At home, the Mactavishes prepare a feast to celebrate Angus’s supposed payday. But when he returns empty-handed and dazed, his wife guesses the truth but chooses to let the children enjoy the moment. Flora, furious after a spat with Regan over her plans to go dancing at "Jazzland," storms out—straight into the arms of Mason, her smooth-talking former suitor.

Pretending to be reformed, Mason brings Flora to a phony boarding house, actually the gang’s hideout. He reveals the truth about the pearls and the taxi, showing her Angus’s license photo. Back at the Mactavish home, Moran buys the other half of the hundred-dollar bill from Angus for $5 and uses it to get himself a new cab. Angus sells his own bullet-riddled cab to a junkman—who then sells it to a movie studio for $100 to wreck in a stunt scene.

Mason tries to convince Flora to run away with him. Regan tracks her down and brings Angus to confront the situation. They rescue Flora after a fierce fight with the gang.
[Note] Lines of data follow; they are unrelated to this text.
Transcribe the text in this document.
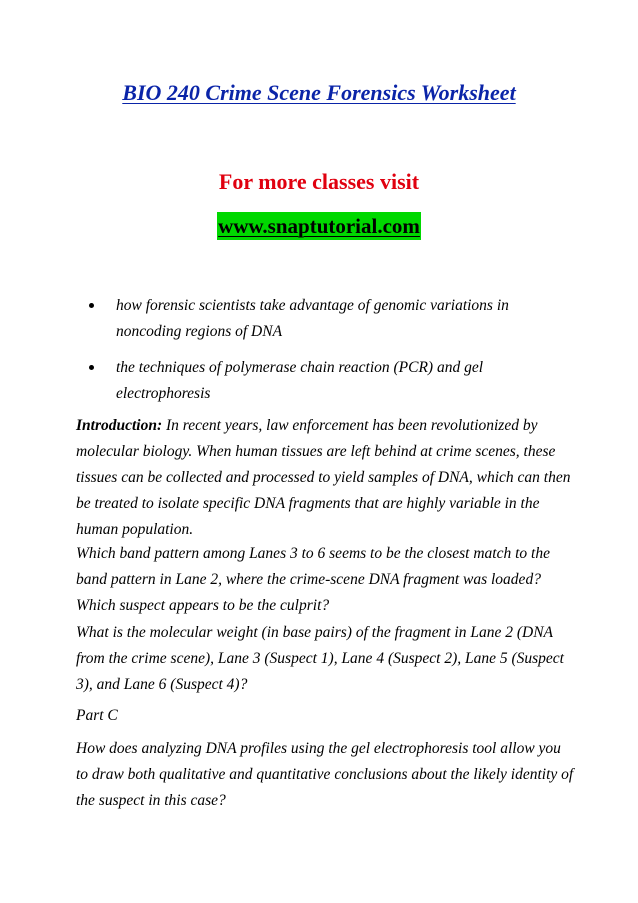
BIO 240 Crime Scene Forensics Worksheet

For more classes visit

www.snaptutorial.com

how forensic scientists take advantage of genomic variations in noncoding regions of DNA
the techniques of polymerase chain reaction (PCR) and gel electrophoresis

Introduction: In recent years, law enforcement has been revolutionized by molecular biology. When human tissues are left behind at crime scenes, these tissues can be collected and processed to yield samples of DNA, which can then be treated to isolate specific DNA fragments that are highly variable in the human population.

Which band pattern among Lanes 3 to 6 seems to be the closest match to the band pattern in Lane 2, where the crime-scene DNA fragment was loaded? Which suspect appears to be the culprit?

What is the molecular weight (in base pairs) of the fragment in Lane 2 (DNA from the crime scene), Lane 3 (Suspect 1), Lane 4 (Suspect 2), Lane 5 (Suspect 3), and Lane 6 (Suspect 4)?

Part C

How does analyzing DNA profiles using the gel electrophoresis tool allow you to draw both qualitative and quantitative conclusions about the likely identity of the suspect in this case?
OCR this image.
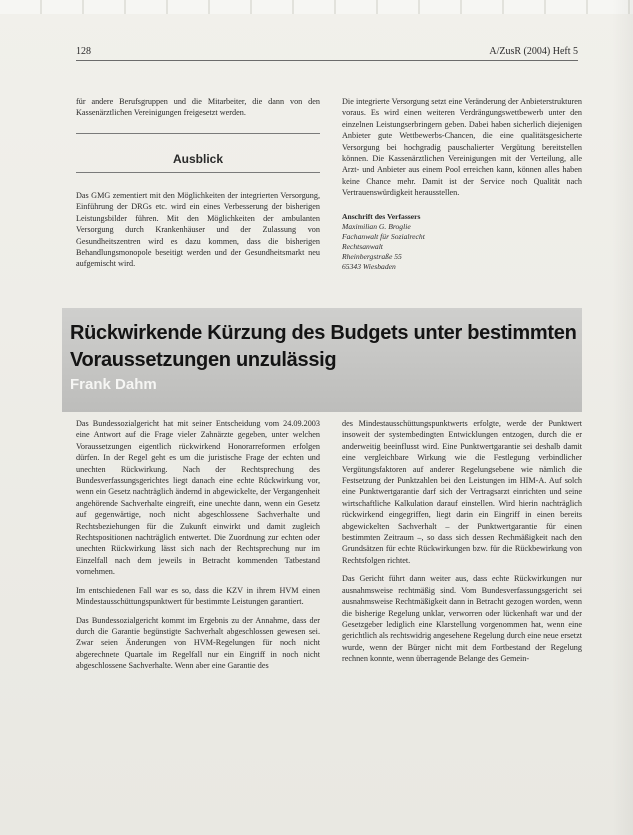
128	A/ZusR (2004) Heft 5

für andere Berufsgruppen und die Mitarbeiter, die dann von den Kassenärztlichen Vereinigungen freigesetzt werden.

Ausblick

Das GMG zementiert mit den Möglichkeiten der integrierten Versorgung, Einführung der DRGs etc. wird ein eines Verbesserung der bisherigen Leistungsbilder führen. Mit den Möglichkeiten der ambulanten Versorgung durch Krankenhäuser und der Zulassung von Gesundheitszentren wird es dazu kommen, dass die bisherigen Behandlungsmonopole beseitigt werden und der Gesundheitsmarkt neu aufgemischt wird.

Die integrierte Versorgung setzt eine Veränderung der Anbieterstrukturen voraus. Es wird einen weiteren Verdrängungswettbewerb unter den einzelnen Leistungserbringern geben. Dabei haben sicherlich diejenigen Anbieter gute Wettbewerbs-Chancen, die eine qualitätsgesicherte Versorgung bei hochgradig pauschalierter Vergütung bereitstellen können. Die Kassenärztlichen Vereinigungen mit der Verteilung, alle Arzt- und Anbieter aus einem Pool erreichen kann, können alles haben keine Chance mehr. Damit ist der Service noch Qualität nach Vertrauenswürdigkeit herausstellen.

Anschrift des Verfassers
Maximilian G. Broglie
Fachanwalt für Sozialrecht
Rechtsanwalt
Rheinbergstraße 55
65343 Wiesbaden
Rückwirkende Kürzung des Budgets unter bestimmten Voraussetzungen unzulässig
Frank Dahm

Das Bundessozialgericht hat mit seiner Entscheidung vom 24.09.2003 eine Antwort auf die Frage vieler Zahnärzte gegeben, unter welchen Voraussetzungen eigentlich rückwirkend Honorarreformen erfolgen dürfen. In der Regel geht es um die juristische Frage der echten und unechten Rückwirkung. Nach der Rechtsprechung des Bundesverfassungsgerichtes liegt danach eine echte Rückwirkung vor, wenn ein Gesetz nachträglich ändernd in abgewickelte, der Vergangenheit angehörende Sachverhalte eingreift, eine unechte dann, wenn ein Gesetz auf gegenwärtige, noch nicht abgeschlossene Sachverhalte und Rechtsbeziehungen für die Zukunft einwirkt und damit zugleich Rechtspositionen nachträglich entwertet. Die Zuordnung zur echten oder unechten Rückwirkung lässt sich nach der Rechtsprechung nur im Einzelfall nach dem jeweils in Betracht kommenden Tatbestand vornehmen.

Im entschiedenen Fall war es so, dass die KZV in ihrem HVM einen Mindestausschüttungspunktwert für bestimmte Leistungen garantiert.

Das Bundessozialgericht kommt im Ergebnis zu der Annahme, dass der durch die Garantie begünstigte Sachverhalt abgeschlossen gewesen sei. Zwar seien Änderungen von HVM-Regelungen für noch nicht abgerechnete Quartale im Regelfall nur ein Eingriff in noch nicht abgeschlossene Sachverhalte. Wenn aber eine Garantie des

des Mindestausschüttungspunktwerts erfolgte, werde der Punktwert insoweit der systembedingten Entwicklungen entzogen, durch die er anderweitig beeinflusst wird. Eine Punktwertgarantie sei deshalb damit eine vergleichbare Wirkung wie die Festlegung verbindlicher Vergütungsfaktoren auf anderer Regelungsebene wie nämlich die Festsetzung der Punktzahlen bei den Leistungen im HIM-A. Auf solch eine Punktwertgarantie darf sich der Vertragsarzt einrichten und seine wirtschaftliche Kalkulation darauf einstellen. Wird hierin nachträglich rückwirkend eingegriffen, liegt darin ein Eingriff in einen bereits abgewickelten Sachverhalt – der Punktwertgarantie für einen bestimmten Zeitraum –, so dass sich dessen Rechmäßigkeit nach den Grundsätzen für echte Rückwirkungen bzw. für die Rückbewirkung von Rechtsfolgen richtet.

Das Gericht führt dann weiter aus, dass echte Rückwirkungen nur ausnahmsweise rechtmäßig sind. Vom Bundesverfassungsgericht sei ausnahmsweise Rechtmäßigkeit dann in Betracht gezogen worden, wenn die bisherige Regelung unklar, verworren oder lückenhaft war und der Gesetzgeber lediglich eine Klarstellung vorgenommen hat, wenn eine gerichtlich als rechtswidrig angesehene Regelung durch eine neue ersetzt wurde, wenn der Bürger nicht mit dem Fortbestand der Regelung rechnen konnte, wenn überragende Belange des Gemein-
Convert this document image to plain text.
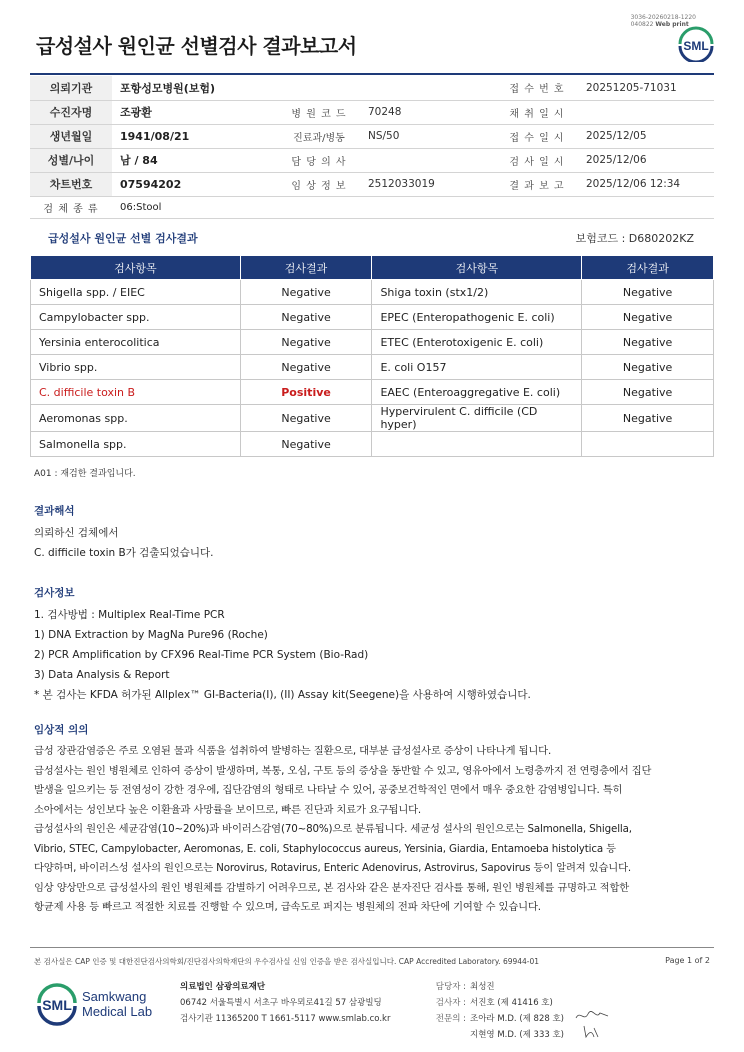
3036-20260218-1220
040822 Web print
급성설사 원인균 선별검사 결과보고서	SML
의뢰기관	포항성모병원(보험)			접 수 번 호	20251205-71031
수진자명	조광환	병 원 코 드	70248	채 취 일 시	
생년월일	1941/08/21	진료과/병동	NS/50	접 수 일 시	2025/12/05
성별/나이	남 / 84	담 당 의 사		검 사 일 시	2025/12/06
차트번호	07594202	임 상 정 보	2512033019	결 과 보 고	2025/12/06 12:34
검 체 종 류	06:Stool				
급성설사 원인균 선별 검사결과	보험코드 : D680202KZ
검사항목	검사결과	검사항목	검사결과
Shigella spp. / EIEC	Negative	Shiga toxin (stx1/2)	Negative
Campylobacter spp.	Negative	EPEC (Enteropathogenic E. coli)	Negative
Yersinia enterocolitica	Negative	ETEC (Enterotoxigenic E. coli)	Negative
Vibrio spp.	Negative	E. coli O157	Negative
C. difficile toxin B	Positive	EAEC (Enteroaggregative E. coli)	Negative
Aeromonas spp.	Negative	Hypervirulent C. difficile (CD hyper)	Negative
Salmonella spp.	Negative		
A01 : 재검한 결과입니다.
결과해석

의뢰하신 검체에서

C. difficile toxin B가 검출되었습니다.

검사정보

1. 검사방법 : Multiplex Real-Time PCR

1) DNA Extraction by MagNa Pure96 (Roche)

2) PCR Amplification by CFX96 Real-Time PCR System (Bio-Rad)

3) Data Analysis & Report

* 본 검사는 KFDA 허가된 Allplex™ GI-Bacteria(I), (II) Assay kit(Seegene)을 사용하여 시행하였습니다.

임상적 의의

급성 장관감염증은 주로 오염된 물과 식품을 섭취하여 발병하는 질환으로, 대부분 급성설사로 증상이 나타나게 됩니다.

급성설사는 원인 병원체로 인하여 증상이 발생하며, 복통, 오심, 구토 등의 증상을 동반할 수 있고, 영유아에서 노령층까지 전 연령층에서 집단

발생을 일으키는 등 전염성이 강한 경우에, 집단감염의 형태로 나타날 수 있어, 공중보건학적인 면에서 매우 중요한 감염병입니다. 특히

소아에서는 성인보다 높은 이환율과 사망률을 보이므로, 빠른 진단과 치료가 요구됩니다.

급성설사의 원인은 세균감염(10~20%)과 바이러스감염(70~80%)으로 분류됩니다. 세균성 설사의 원인으로는 Salmonella, Shigella,

Vibrio, STEC, Campylobacter, Aeromonas, E. coli, Staphylococcus aureus, Yersinia, Giardia, Entamoeba histolytica 등

다양하며, 바이러스성 설사의 원인으로는 Norovirus, Rotavirus, Enteric Adenovirus, Astrovirus, Sapovirus 등이 알려져 있습니다.

임상 양상만으로 급성설사의 원인 병원체를 감별하기 어려우므로, 본 검사와 같은 분자진단 검사를 통해, 원인 병원체를 규명하고 적합한

항균제 사용 등 빠르고 적절한 치료를 진행할 수 있으며, 급속도로 퍼지는 병원체의 전파 차단에 기여할 수 있습니다.

본 검사실은 CAP 인증 및 대한진단검사의학회/진단검사의학재단의 우수검사실 신임 인증을 받은 검사실입니다. CAP Accredited Laboratory. 69944-01	Page 1 of 2
SML
Samkwang
Medical Lab
의료법인 삼광의료재단
06742 서울특별시 서초구 바우뫼로41길 57 삼광빌딩
검사기관 11365200 T 1661-5117 www.smlab.co.kr
담당자 : 최성진
검사자 : 서진호 (제 41416 호)
전문의 : 조아라 M.D. (제 828 호)
지현영 M.D. (제 333 호)
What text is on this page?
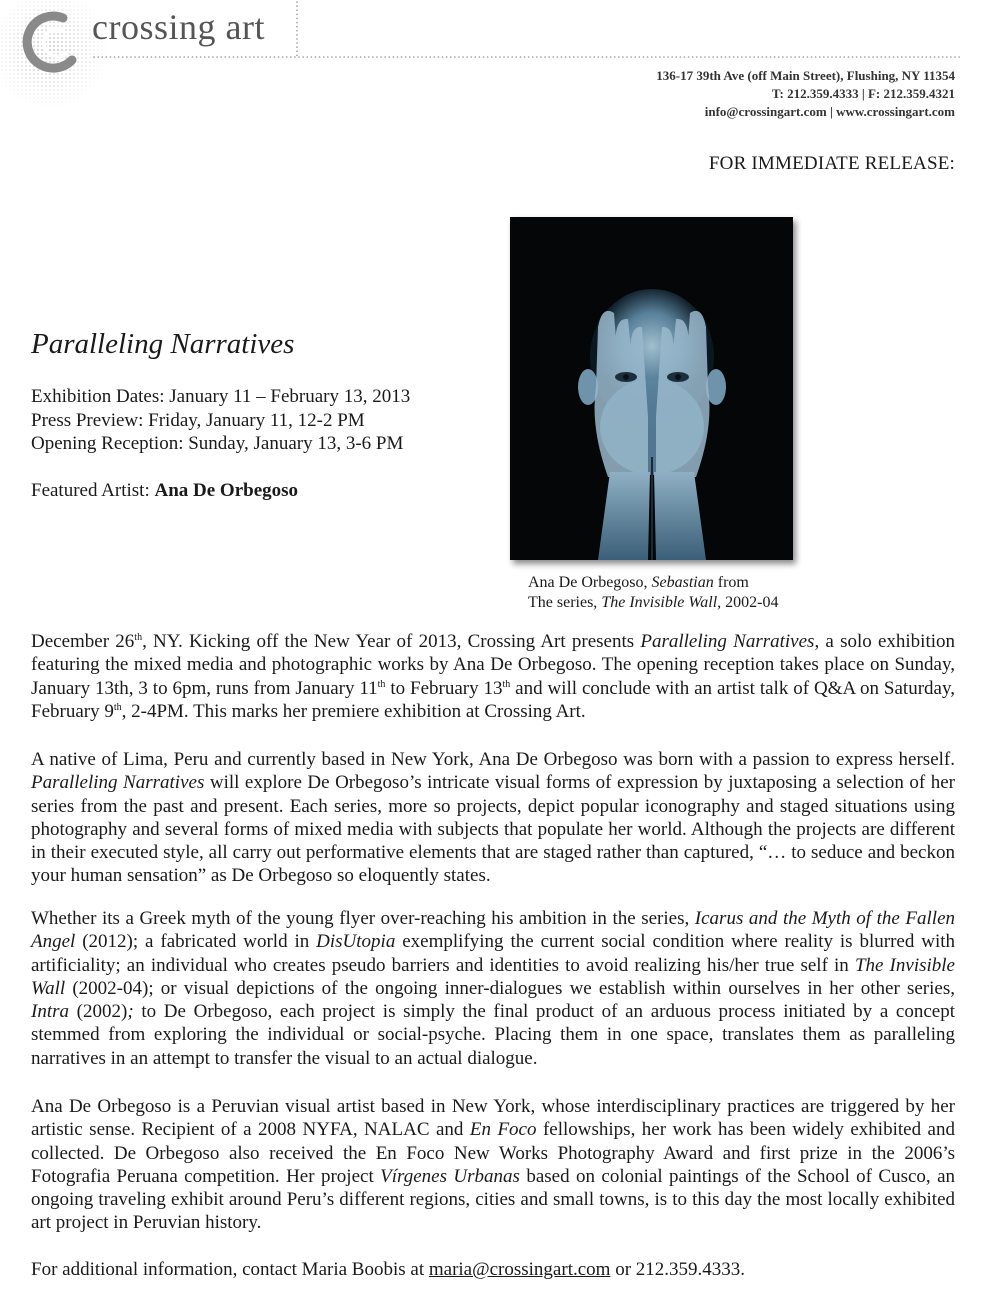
crossing art
136-17 39th Ave (off Main Street), Flushing, NY 11354
T: 212.359.4333 | F: 212.359.4321
info@crossingart.com | www.crossingart.com
FOR IMMEDIATE RELEASE:
Paralleling Narratives
Exhibition Dates: January 11 – February 13, 2013
Press Preview: Friday, January 11, 12-2 PM
Opening Reception: Sunday, January 13, 3-6 PM
Featured Artist: Ana De Orbegoso
Ana De Orbegoso, Sebastian from
The series, The Invisible Wall, 2002-04

December 26th, NY. Kicking off the New Year of 2013, Crossing Art presents Paralleling Narratives, a solo exhibition featuring the mixed media and photographic works by Ana De Orbegoso. The opening reception takes place on Sunday, January 13th, 3 to 6pm, runs from January 11th to February 13th and will conclude with an artist talk of Q&A on Saturday, February 9th, 2-4PM. This marks her premiere exhibition at Crossing Art.

A native of Lima, Peru and currently based in New York, Ana De Orbegoso was born with a passion to express herself. Paralleling Narratives will explore De Orbegoso’s intricate visual forms of expression by juxtaposing a selection of her series from the past and present. Each series, more so projects, depict popular iconography and staged situations using photography and several forms of mixed media with subjects that populate her world. Although the projects are different in their executed style, all carry out performative elements that are staged rather than captured, “… to seduce and beckon your human sensation” as De Orbegoso so eloquently states.

Whether its a Greek myth of the young flyer over-reaching his ambition in the series, Icarus and the Myth of the Fallen Angel (2012); a fabricated world in DisUtopia exemplifying the current social condition where reality is blurred with artificiality; an individual who creates pseudo barriers and identities to avoid realizing his/her true self in The Invisible Wall (2002-04); or visual depictions of the ongoing inner-dialogues we establish within ourselves in her other series, Intra (2002); to De Orbegoso, each project is simply the final product of an arduous process initiated by a concept stemmed from exploring the individual or social-psyche. Placing them in one space, translates them as paralleling narratives in an attempt to transfer the visual to an actual dialogue.

Ana De Orbegoso is a Peruvian visual artist based in New York, whose interdisciplinary practices are triggered by her artistic sense. Recipient of a 2008 NYFA, NALAC and En Foco fellowships, her work has been widely exhibited and collected. De Orbegoso also received the En Foco New Works Photography Award and first prize in the 2006’s Fotografia Peruana competition. Her project Vírgenes Urbanas based on colonial paintings of the School of Cusco, an ongoing traveling exhibit around Peru’s different regions, cities and small towns, is to this day the most locally exhibited art project in Peruvian history.

For additional information, contact Maria Boobis at maria@crossingart.com or 212.359.4333.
Angus races to the movie set just in time to snatch the hidden pearls from his old cab as it tumbles over a cliff in a dramatic action sequence. The $5,000 reward is enough to start the Mactavish Taxi Company No. 13, and the film closes on the high note of Flora and Officer Regan's wedding.

At last, Angus’s unshakable belief in the luck of “13” has paid off—and so has his unwavering honesty.

==Cast==
- Chester Conklin as Angus Mactavish
- Ethel Wales as Mrs. Mactavish
- Martha Sleeper as Flora Mactavish
- Hugh Trevor as Dan Regan
- Lee Moran as Dennis Moran
- Jerry Miley as Mason
- Charles Byer as Berger

unbilled
- Godfrey Craig as Mactavish Child
- George Dunning as Mactavish Child
- Louise Fazenda
- Jackie Sturnberg as Mactavish Child
- Billy Watson as Mactavish Child
- Coy Watson as Mactavish Child
- Delmar Watson as Mactavish Child
- Gloria Watson as Mactavish Child
- Harry Watson as Mactavish Child
- Louise Watson as Mactavish Child
- Vivian Watson as Mactavish Child

==Critical reception==
A review in Harrison's Reports said, "This is neither funny enojugh to be called a comedy nor serious enough to be called a drama.' Despite a few good points, it added, "But on the whole it is not a particularly good picture".